One thing is clear, that Alexis Tspiras must stand firm in sweeping waters and against the rising tide. Historians will often say that European man is Greek in provenance. As citizens of Europe we know that Syriza is making decisions in constrained space and time, and that they should be proud -- whatever the outcome -- that they have sought to represent a demographic that extends beyond Greece and touches the heart of Europe.

Any structure contains within itself the very elements of its opposition. The Eurozone has encountered in Greece a concretion of this opposition, a moment when either Greece transcends and breaks through the politics of austerity or else Europe calcifies around this transgression and austere economics become even more firmly rooted. Either Syriza augments the EU's fiscal-pact or it falls. No matter what happens the structure and its opposition will remain.

The spectacle of the Euro Summit will act as a warning to other nations. Spain's Podemos may well change its behaviour to become more amenable to Europe's financial institutions after witnessing such brutal treatment of the Greek government. The only possible saviour would have been a halfway house of measures; light austerity coupled with a complete debt-restructure could have swept this Greek crisis -- which of course is a European crisis -- away, and consign it to the back of our minds. The Greek nation may well have quietly improved on the borders of Europe's empire and the gulfs could have sparkled once more for the eyes of Northern European tourists.

The failure of the Eurozone to realise its own frailty may well be the biggest challenge that it will soon have to face. Greece, by virtue of an exit from the Eurozone, would not become that distant other that is soon forgotten about. A Greek exit, a savaged nation on the periphery of a rich kingdom, given over to the prospect of poverty and fascism, is a stark reminder of an uncompromising and frigid european directive. The opposition, instead of being cast out alongside the Greek state, would bloom.

Consensus states that nobody expected the Eurozone to offer such uncompromising demands of the Greek government. The desire to take control of €50bn of Greek assets in order to effectively blackmail Greece was an imposition on state sovereignty like none other. The last time such measures were effectively introduced in Europe was after the Treaty of Versailles granted the Allied powers occupation of the Rhineland.

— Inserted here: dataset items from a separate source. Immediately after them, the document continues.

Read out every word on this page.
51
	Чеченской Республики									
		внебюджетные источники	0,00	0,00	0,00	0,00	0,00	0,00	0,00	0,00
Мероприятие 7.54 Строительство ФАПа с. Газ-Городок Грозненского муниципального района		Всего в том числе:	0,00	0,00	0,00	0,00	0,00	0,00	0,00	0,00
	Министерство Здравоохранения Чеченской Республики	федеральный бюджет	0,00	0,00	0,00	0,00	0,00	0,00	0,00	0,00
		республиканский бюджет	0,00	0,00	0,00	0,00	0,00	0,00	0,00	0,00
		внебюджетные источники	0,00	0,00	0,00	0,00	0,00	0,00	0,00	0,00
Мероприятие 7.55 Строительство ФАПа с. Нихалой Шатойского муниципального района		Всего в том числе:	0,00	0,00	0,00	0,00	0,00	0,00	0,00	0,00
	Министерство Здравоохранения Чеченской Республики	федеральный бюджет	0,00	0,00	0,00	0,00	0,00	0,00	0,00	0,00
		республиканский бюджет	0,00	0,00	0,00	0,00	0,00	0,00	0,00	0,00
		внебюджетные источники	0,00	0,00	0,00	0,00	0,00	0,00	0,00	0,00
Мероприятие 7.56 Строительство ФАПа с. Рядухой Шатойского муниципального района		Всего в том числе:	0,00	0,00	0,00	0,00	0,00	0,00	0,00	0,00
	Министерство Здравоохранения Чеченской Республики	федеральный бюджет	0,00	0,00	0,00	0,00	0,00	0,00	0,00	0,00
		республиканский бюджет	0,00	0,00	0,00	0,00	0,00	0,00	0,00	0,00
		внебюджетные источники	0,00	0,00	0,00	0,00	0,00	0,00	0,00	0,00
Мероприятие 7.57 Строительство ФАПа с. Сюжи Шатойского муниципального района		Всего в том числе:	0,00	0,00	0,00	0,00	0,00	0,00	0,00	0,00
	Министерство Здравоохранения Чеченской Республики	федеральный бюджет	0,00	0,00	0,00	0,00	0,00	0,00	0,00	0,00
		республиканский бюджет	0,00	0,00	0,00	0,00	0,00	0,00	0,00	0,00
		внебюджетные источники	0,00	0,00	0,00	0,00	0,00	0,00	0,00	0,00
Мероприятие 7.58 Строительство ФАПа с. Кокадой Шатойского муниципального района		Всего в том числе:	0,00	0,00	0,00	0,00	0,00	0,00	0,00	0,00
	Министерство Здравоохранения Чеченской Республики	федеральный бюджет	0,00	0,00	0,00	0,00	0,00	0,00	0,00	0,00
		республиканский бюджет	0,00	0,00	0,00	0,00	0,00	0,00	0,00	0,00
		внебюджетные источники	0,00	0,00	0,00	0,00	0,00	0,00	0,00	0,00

To bring this to the conscience of European citizens at this moment is to polarise and frame the entire European debate in such stark and unbending terms. The castigation of Greece, far from asserting popular support for the breaking of a nation will readily indicate the very weaknesses of the European Union as a whole. These weaknesses have lain dormant for many years but the multi-faceted failure of the EU allows the Greek crisis to be hammered into any shape to serve the agenda of any eurosceptic.

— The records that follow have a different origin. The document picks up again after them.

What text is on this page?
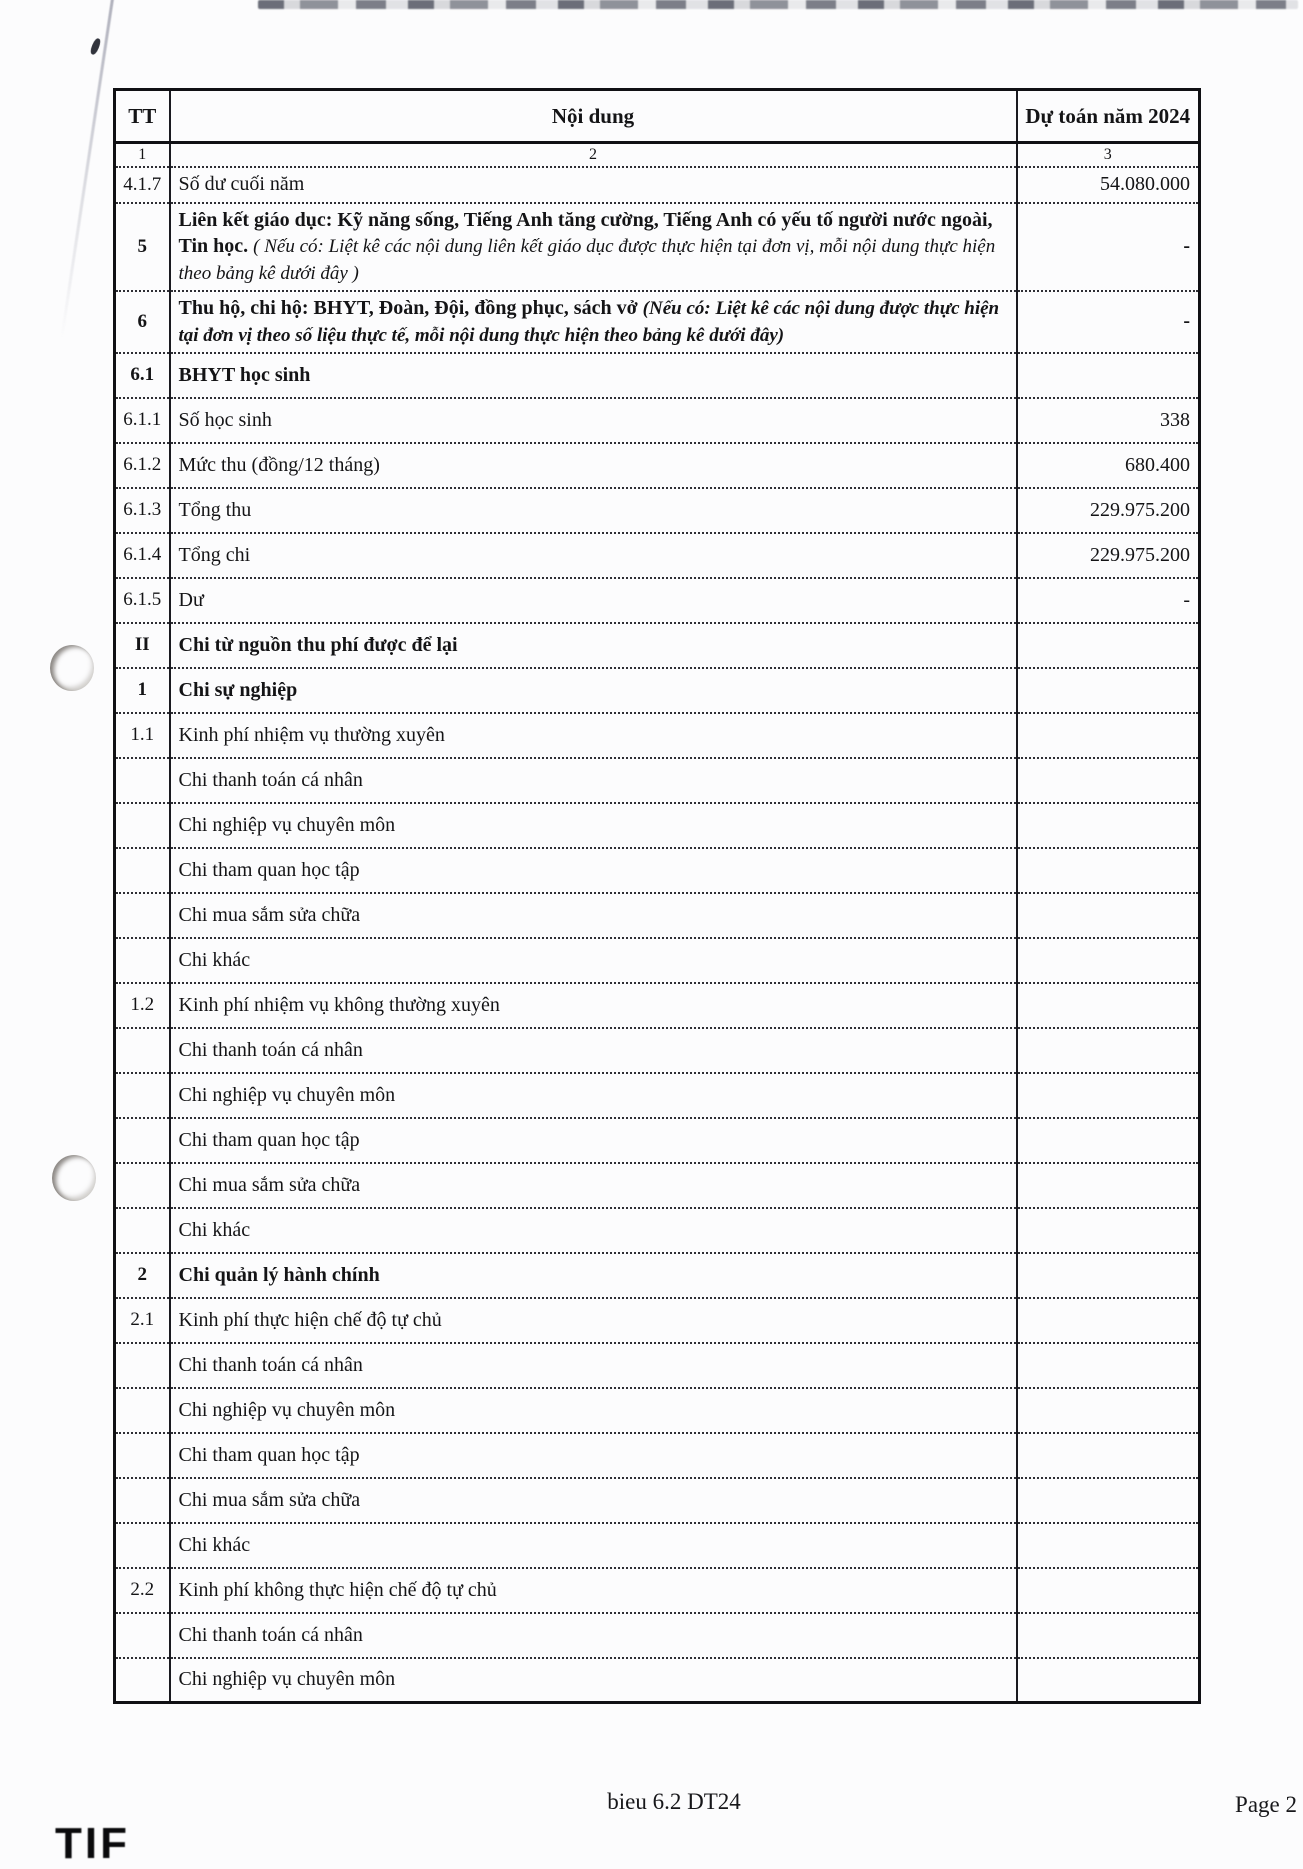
TIF
TT	Nội dung	Dự toán năm 2024
1	2	3
4.1.7	Số dư cuối năm	54.080.000
5	Liên kết giáo dục: Kỹ năng sống, Tiếng Anh tăng cường, Tiếng Anh có yếu tố người nước ngoài, Tin học. ( Nếu có: Liệt kê các nội dung liên kết giáo dục được thực hiện tại đơn vị, mỗi nội dung thực hiện theo bảng kê dưới đây )	-
6	Thu hộ, chi hộ: BHYT, Đoàn, Đội, đồng phục, sách vở (Nếu có: Liệt kê các nội dung được thực hiện tại đơn vị theo số liệu thực tế, mỗi nội dung thực hiện theo bảng kê dưới đây)	-
6.1	BHYT học sinh	
6.1.1	Số học sinh	338
6.1.2	Mức thu (đồng/12 tháng)	680.400
6.1.3	Tổng thu	229.975.200
6.1.4	Tổng chi	229.975.200
6.1.5	Dư	-
II	Chi từ nguồn thu phí được để lại	
1	Chi sự nghiệp	
1.1	Kinh phí nhiệm vụ thường xuyên	
	Chi thanh toán cá nhân	
	Chi nghiệp vụ chuyên môn	
	Chi tham quan học tập	
	Chi mua sắm sửa chữa	
	Chi khác	
1.2	Kinh phí nhiệm vụ không thường xuyên	
	Chi thanh toán cá nhân	
	Chi nghiệp vụ chuyên môn	
	Chi tham quan học tập	
	Chi mua sắm sửa chữa	
	Chi khác	
2	Chi quản lý hành chính	
2.1	Kinh phí thực hiện chế độ tự chủ	
	Chi thanh toán cá nhân	
	Chi nghiệp vụ chuyên môn	
	Chi tham quan học tập	
	Chi mua sắm sửa chữa	
	Chi khác	
2.2	Kinh phí không thực hiện chế độ tự chủ	
	Chi thanh toán cá nhân	
	Chi nghiệp vụ chuyên môn	
bieu 6.2 DT24	Page 2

Eurosceptic politics has usually been associated with the right who react to the EU as a infringement on sovereignty and respective democratic parliaments. The Slovenian philosopher Slavoj Žižek, in the New Statesman, writes how the left is now reacting to Europe's uncompromising neoliberalism:

In his Notes Towards a Definition of Culture, the great conservative T S Eliot remarked that there are moments when the only choice is the one between heresy and non-belief, ie, when the only way to keep a religion alive is to perform a sectarian split from its main corpse. This is our position today with regard to Europe: only a new "heresy" (represented at this moment by Syriza) can save what is worth saving in European legacy: democracy, trust in people, egalitarian solidarity.

It could be that the difference between heresy and orthodoxy is maintained and the prospect of achieving any substantial reform is consistently delayed by infinitesimal concessions. If this is the case then we can count upon a surge of euroscepticism across the board. The eurozone needs to recognise that only one side of the debate is in favour of political union.

Despite the painted picture of a patriarch disciplining a child, a teacher expelling a pupil from a classroom, no expulsion could rid European citizens of their empathy. Whether a member today or a former member tomorrow, the Greek crisis is now more salient than ever before. Greece's place in the discussion about the future of the European Union is cemented regardless of secession or compromise. To put it plainly, there is no Europe without Greece.

One thing is clear, that Alexis Tspiras must stand firm in sweeping waters and against the rising tide. Historians will often say that European man is Greek in provenance. As citizens of Europe we know that Syriza is making decisions in constrained space and time, and that they should be proud -- whatever the outcome -- that they have sought to represent a demographic that extends beyond Greece and touches the heart of Europe.